Sim, eu sei que essa deverá ser a primeira tarefa do dia. A segunda é telefonar ao dono do apartamento para ele me auxiliar com a internet, que não está conectando. E a última, ligar para Edinha, na minha casa do Brasil, para ela guardar em lugar seguro os mil euros e mil dólares que deixei em cima da mesa, dentro da bolsa que deveria ter viajado amarrada à minha barriga.

Providências simples, fáceis. Não terei que decidir como articular uma candidatura à presidência do país numa reunião daqui a pouco. O conteúdo das tarefas que tenho para o dia de hoje é trivial. Por que esse sentimento de obrigação? É parte constitutiva nossa de ser adulto. Os meninos acordam com o sentimento de brincar. Quaisquer outras tarefas, é desvio de rota. Ou eles as transformam em brincadeira.

Ontem cheguei em Lisboa. Ainda no aeroporto dos Guararapes, aguardando a chamada do voo da TAP, a moça anuncia: adultos com crianças, pessoas necessitadas de cuidados especiais e idosos de mais de oitenta anos, dirijam-se à fila da esquerda. Por nada desse mundo deixaria de ir à fila da esquerda. Enquanto para lá me dirijo, já matutando que minha coluna torta merece cuidados especiais (caso a moça confrontasse minha idade no passaporte), penso na demografia.

Vejam bem, leitores, mire e veja, Oitenta anos! Com exceção dos muito pobres ou muito religiosos, que ainda são mais da metade do mundo, somos uma sociedade de velhos. Velhinhos do mundo, uni-vos! Mudamos a agenda de prioridade de muitas políticas públicas.
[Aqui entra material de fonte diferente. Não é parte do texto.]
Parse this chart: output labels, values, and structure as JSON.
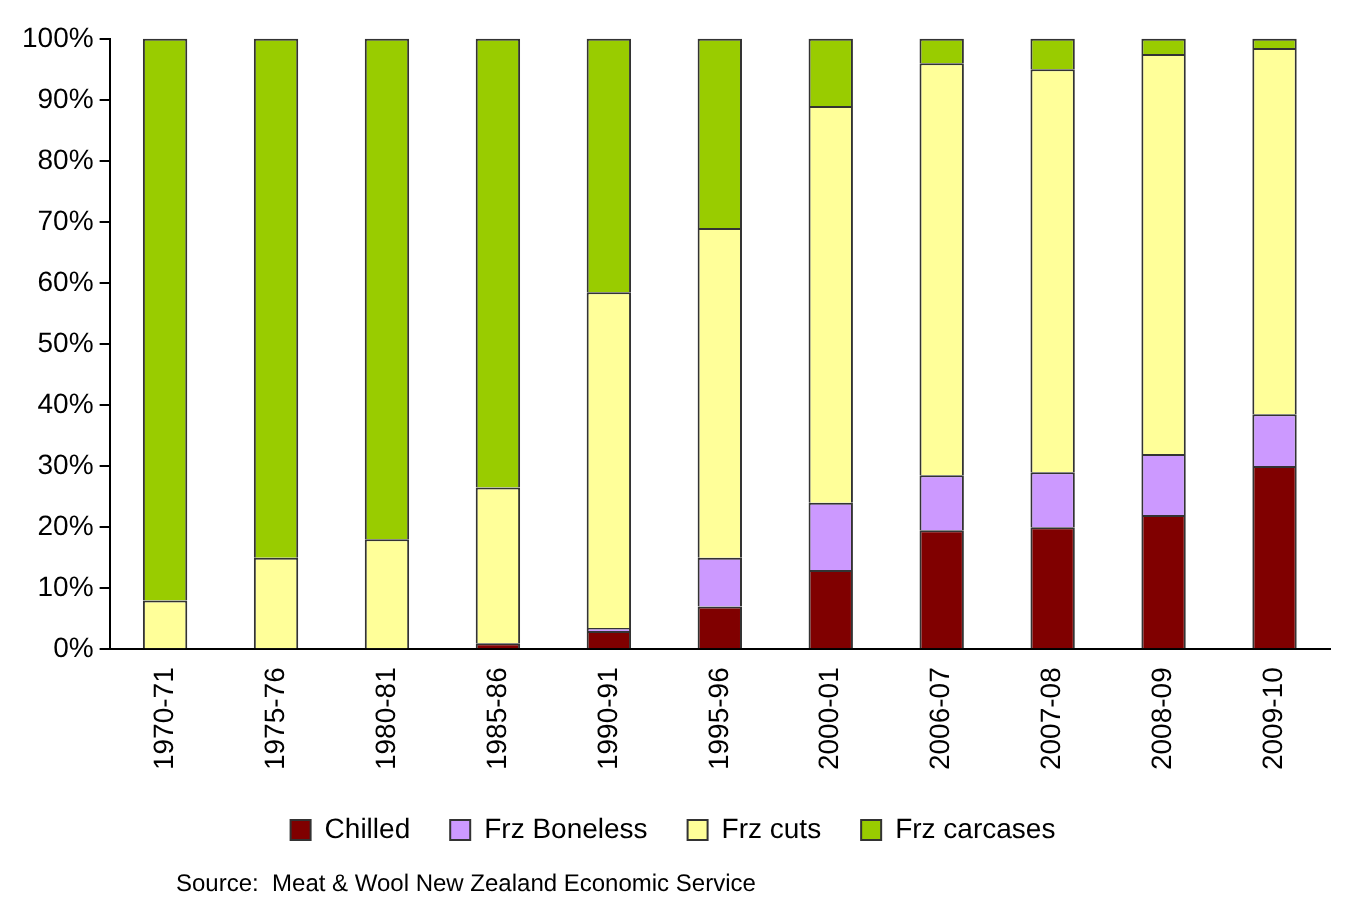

Só me dei conta de que esquecera a bolsa com os dinheiros em cima da mesa, quando em cima do Oceano Atlântico. Na minha carteira, alguns reais e duzentos e cinquenta e cinco euros. Nessa viagem planejara fazer menos gastos no cartão e mais em efetivos, como diria algum contador. Mas isso não chegou a tirar mais do que alguns minutos de preocupação. Possivelmente esses euros serão suficientes para as poucas despesas em que não se pode usar cartão de crédito. E, em último caso, este também poderá retirar dinheiro vivo em qualquer caixa de rua. E salve o plástico e outros meios mais que a tecnologia inventará para substituir o vil metal.